Abstract Supercritical CO 2 (sCO 2 ) Brayton cycles have gained interest in the frame of Sodium-cooled nuclear Fast Reactors (SFRs), as an alternative to the conventional water Rankine cycles. If CO 2 leaks inside the CO 2 –Na heat exchanger, an underexpanded CO 2 -into-liquid-sodium jet is formed. CO 2 chemically reacts with sodium, following an exothermic reaction which forms mainly solid products. In order to develop a model to numerically reproduce the jet development, a detailed description of the CO 2 –Na chemical reaction mechanism must be investigated. In this paper, a chemical reaction model at the dispersed phase scale between CO 2 –sodium, inside an underexpanded CO 2 -into-sodium jet, is presented.

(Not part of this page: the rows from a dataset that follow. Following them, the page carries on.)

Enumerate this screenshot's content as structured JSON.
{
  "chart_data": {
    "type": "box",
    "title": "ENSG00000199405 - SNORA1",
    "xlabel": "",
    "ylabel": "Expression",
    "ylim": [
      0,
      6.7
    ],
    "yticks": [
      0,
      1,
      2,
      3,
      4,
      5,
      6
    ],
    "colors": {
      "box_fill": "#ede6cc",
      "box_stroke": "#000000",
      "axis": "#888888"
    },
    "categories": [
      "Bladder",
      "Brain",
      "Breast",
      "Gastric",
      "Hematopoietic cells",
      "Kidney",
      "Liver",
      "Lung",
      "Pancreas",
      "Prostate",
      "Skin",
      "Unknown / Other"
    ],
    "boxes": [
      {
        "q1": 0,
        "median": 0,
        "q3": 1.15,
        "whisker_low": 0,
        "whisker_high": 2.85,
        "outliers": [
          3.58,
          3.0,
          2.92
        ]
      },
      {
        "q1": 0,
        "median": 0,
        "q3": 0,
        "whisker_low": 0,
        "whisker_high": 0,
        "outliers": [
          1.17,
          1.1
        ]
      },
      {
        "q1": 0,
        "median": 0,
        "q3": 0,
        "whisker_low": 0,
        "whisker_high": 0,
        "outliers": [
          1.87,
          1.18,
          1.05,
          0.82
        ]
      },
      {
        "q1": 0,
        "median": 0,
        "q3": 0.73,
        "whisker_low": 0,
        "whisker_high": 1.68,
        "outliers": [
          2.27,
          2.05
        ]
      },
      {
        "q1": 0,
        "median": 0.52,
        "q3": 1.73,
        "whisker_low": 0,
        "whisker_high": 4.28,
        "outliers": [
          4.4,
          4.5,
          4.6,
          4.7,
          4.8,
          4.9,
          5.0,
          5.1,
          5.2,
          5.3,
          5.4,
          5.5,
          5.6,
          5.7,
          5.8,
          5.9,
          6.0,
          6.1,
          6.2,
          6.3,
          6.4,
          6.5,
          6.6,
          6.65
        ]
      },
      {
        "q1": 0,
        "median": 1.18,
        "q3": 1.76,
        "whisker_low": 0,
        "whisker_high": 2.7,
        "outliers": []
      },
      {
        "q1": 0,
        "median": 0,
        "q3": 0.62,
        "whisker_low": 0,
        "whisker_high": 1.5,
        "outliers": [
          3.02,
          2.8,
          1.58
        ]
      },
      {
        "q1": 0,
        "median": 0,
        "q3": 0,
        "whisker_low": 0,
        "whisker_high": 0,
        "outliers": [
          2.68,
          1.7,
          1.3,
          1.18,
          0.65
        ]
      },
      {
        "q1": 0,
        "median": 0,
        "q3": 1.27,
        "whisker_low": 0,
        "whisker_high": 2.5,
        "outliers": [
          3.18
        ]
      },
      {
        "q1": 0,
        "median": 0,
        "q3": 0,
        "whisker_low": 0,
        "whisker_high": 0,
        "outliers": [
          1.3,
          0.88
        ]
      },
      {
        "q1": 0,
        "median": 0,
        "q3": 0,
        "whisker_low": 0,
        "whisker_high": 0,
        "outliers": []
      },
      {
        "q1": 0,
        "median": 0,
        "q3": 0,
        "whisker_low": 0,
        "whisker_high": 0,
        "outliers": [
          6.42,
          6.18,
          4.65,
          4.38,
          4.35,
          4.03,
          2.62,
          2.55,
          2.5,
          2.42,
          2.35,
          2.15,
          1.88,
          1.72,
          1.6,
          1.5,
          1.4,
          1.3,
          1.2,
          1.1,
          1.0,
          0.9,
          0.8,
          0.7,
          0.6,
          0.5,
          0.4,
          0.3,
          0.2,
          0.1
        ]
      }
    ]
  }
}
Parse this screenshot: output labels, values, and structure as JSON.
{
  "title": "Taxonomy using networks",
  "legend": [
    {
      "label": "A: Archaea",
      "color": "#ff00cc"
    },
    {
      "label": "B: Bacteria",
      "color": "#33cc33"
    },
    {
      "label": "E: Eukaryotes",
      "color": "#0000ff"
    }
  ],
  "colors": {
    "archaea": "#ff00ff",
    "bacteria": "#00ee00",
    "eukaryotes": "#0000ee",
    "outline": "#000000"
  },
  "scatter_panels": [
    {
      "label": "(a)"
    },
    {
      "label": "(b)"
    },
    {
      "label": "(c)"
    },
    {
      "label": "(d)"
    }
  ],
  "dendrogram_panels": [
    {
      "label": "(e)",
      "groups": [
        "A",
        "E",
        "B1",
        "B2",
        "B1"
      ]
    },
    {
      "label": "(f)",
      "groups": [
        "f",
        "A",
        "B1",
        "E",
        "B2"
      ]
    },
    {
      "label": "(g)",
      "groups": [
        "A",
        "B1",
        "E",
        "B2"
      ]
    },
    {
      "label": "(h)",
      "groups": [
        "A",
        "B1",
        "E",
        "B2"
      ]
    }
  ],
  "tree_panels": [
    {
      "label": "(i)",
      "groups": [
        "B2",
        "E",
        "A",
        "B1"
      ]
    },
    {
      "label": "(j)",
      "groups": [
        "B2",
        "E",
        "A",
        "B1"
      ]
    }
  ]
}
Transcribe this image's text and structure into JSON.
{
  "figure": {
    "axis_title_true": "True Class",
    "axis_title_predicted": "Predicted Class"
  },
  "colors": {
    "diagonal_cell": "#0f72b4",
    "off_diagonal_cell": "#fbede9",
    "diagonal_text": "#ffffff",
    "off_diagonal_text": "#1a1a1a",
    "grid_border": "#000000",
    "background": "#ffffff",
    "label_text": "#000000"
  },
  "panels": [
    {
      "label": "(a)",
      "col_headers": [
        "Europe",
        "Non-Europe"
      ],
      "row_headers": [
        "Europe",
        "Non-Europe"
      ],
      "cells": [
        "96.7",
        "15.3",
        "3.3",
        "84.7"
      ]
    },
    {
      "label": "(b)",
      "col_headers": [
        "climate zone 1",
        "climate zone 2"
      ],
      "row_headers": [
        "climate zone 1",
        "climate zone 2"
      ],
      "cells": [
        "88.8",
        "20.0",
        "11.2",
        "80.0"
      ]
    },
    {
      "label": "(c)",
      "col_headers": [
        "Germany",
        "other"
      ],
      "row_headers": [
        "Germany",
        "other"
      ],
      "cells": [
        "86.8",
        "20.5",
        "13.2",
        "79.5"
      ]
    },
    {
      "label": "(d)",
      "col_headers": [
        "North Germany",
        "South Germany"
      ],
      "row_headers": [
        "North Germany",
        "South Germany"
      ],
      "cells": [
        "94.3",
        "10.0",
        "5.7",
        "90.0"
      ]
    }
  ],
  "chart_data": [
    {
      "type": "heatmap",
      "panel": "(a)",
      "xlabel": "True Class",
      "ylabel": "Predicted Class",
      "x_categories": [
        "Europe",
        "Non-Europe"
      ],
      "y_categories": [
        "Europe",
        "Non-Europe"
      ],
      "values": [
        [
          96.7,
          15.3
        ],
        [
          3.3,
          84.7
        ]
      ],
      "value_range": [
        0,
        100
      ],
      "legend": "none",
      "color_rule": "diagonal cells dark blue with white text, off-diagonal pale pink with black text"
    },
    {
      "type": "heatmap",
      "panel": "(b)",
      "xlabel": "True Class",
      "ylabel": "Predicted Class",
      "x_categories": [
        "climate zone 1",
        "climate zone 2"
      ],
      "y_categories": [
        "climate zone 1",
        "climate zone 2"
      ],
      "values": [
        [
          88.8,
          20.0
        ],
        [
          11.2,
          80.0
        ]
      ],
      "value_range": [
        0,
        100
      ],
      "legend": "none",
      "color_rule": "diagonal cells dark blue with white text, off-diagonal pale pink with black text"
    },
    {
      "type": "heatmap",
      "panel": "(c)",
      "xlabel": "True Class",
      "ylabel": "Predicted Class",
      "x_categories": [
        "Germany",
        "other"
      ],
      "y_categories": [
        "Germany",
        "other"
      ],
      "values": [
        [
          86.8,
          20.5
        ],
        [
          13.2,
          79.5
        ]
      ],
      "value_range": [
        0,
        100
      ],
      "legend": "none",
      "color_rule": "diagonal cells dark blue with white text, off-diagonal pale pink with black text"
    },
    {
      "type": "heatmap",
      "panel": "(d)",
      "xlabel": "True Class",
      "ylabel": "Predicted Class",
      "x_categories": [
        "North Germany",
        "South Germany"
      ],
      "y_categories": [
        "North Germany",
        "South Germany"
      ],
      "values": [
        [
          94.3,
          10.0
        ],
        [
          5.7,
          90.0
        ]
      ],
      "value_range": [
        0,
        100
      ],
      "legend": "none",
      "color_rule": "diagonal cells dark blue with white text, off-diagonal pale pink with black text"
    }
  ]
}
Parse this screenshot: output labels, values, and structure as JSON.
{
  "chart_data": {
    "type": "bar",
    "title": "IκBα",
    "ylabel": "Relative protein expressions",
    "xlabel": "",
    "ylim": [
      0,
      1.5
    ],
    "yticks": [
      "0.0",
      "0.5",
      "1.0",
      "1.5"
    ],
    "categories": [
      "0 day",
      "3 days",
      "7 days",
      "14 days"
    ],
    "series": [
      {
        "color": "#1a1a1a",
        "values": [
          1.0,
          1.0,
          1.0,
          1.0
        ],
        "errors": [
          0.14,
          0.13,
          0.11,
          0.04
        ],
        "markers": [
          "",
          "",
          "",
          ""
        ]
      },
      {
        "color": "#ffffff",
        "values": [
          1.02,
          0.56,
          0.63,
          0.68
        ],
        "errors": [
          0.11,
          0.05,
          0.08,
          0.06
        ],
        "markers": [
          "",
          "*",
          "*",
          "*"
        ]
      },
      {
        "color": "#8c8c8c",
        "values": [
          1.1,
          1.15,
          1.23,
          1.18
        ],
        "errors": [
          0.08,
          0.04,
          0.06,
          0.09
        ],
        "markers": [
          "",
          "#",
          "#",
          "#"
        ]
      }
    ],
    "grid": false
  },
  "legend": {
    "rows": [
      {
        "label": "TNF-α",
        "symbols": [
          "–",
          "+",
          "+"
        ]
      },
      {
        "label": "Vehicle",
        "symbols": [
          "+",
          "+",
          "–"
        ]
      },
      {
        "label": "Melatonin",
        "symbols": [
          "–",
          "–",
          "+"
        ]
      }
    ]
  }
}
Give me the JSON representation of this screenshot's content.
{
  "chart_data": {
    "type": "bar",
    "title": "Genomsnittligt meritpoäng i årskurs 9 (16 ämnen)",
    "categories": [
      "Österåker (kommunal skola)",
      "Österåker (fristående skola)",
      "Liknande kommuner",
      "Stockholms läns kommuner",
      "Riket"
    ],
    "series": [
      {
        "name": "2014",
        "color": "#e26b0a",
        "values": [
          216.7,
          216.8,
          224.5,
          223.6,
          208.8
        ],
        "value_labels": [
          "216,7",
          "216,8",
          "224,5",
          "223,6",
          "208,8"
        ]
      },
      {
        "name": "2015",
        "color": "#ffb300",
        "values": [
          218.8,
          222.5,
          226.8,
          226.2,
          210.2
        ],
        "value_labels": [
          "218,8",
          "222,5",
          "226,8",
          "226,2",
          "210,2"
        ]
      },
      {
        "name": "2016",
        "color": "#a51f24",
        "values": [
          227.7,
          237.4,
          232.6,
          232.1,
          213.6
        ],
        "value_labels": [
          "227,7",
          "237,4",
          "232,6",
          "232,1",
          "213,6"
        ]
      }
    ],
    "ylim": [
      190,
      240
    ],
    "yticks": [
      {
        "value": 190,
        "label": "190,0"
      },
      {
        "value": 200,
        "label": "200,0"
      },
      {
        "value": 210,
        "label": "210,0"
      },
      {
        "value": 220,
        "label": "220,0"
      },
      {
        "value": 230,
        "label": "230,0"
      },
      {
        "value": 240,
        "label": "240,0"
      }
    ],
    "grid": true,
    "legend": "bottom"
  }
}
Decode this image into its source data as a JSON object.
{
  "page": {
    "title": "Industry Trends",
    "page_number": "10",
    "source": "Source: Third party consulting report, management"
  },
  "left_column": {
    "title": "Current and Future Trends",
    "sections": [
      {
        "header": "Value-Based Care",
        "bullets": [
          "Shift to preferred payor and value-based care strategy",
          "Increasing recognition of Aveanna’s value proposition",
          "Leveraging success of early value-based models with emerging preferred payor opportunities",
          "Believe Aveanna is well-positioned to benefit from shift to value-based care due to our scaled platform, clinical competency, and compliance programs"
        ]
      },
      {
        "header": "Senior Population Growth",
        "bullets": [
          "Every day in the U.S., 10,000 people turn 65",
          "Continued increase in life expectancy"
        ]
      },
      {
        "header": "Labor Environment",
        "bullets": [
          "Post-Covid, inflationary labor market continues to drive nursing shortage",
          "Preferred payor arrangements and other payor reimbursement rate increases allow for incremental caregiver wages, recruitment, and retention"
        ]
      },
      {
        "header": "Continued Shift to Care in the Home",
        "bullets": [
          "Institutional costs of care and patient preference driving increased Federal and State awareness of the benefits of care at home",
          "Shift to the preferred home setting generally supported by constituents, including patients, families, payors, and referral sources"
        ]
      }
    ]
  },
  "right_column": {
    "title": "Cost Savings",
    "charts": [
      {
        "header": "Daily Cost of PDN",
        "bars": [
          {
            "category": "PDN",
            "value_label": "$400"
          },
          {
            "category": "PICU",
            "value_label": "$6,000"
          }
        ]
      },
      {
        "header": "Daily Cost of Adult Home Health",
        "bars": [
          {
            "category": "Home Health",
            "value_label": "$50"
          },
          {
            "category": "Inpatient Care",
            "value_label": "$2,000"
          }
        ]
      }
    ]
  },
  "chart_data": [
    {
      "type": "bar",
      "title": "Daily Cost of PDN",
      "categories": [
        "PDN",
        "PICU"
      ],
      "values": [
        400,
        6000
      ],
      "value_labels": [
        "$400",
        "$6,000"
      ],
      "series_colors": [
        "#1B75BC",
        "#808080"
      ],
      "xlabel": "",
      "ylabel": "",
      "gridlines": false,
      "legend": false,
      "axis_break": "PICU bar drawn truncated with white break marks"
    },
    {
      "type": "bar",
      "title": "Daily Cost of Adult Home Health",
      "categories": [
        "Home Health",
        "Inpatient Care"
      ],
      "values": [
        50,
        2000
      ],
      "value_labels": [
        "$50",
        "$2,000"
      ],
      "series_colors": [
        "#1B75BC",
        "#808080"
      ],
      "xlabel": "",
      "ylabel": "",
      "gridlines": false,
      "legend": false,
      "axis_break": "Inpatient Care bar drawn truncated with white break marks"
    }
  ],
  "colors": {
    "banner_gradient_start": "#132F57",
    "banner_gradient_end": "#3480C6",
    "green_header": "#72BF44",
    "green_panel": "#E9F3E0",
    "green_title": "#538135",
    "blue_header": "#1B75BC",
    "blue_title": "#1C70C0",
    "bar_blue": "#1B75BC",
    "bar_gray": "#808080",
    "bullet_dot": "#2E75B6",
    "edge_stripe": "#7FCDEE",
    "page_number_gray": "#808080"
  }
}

The model considers the reaction between a sodium droplet with the surrounding CO 2 environment for the region close to the leakage, where mist flow is supposed to exist, and between a CO 2 bubble with the surrounding liquid sodium environment for the region further downstream the leakage, where bubbly flow takes place. The depletion rate for a single particle (droplet or bubble) is determined, as a function of the main influencing parameters, such as temperature, droplet slip velocity, bulk mass fractions, and the chemical kinetics.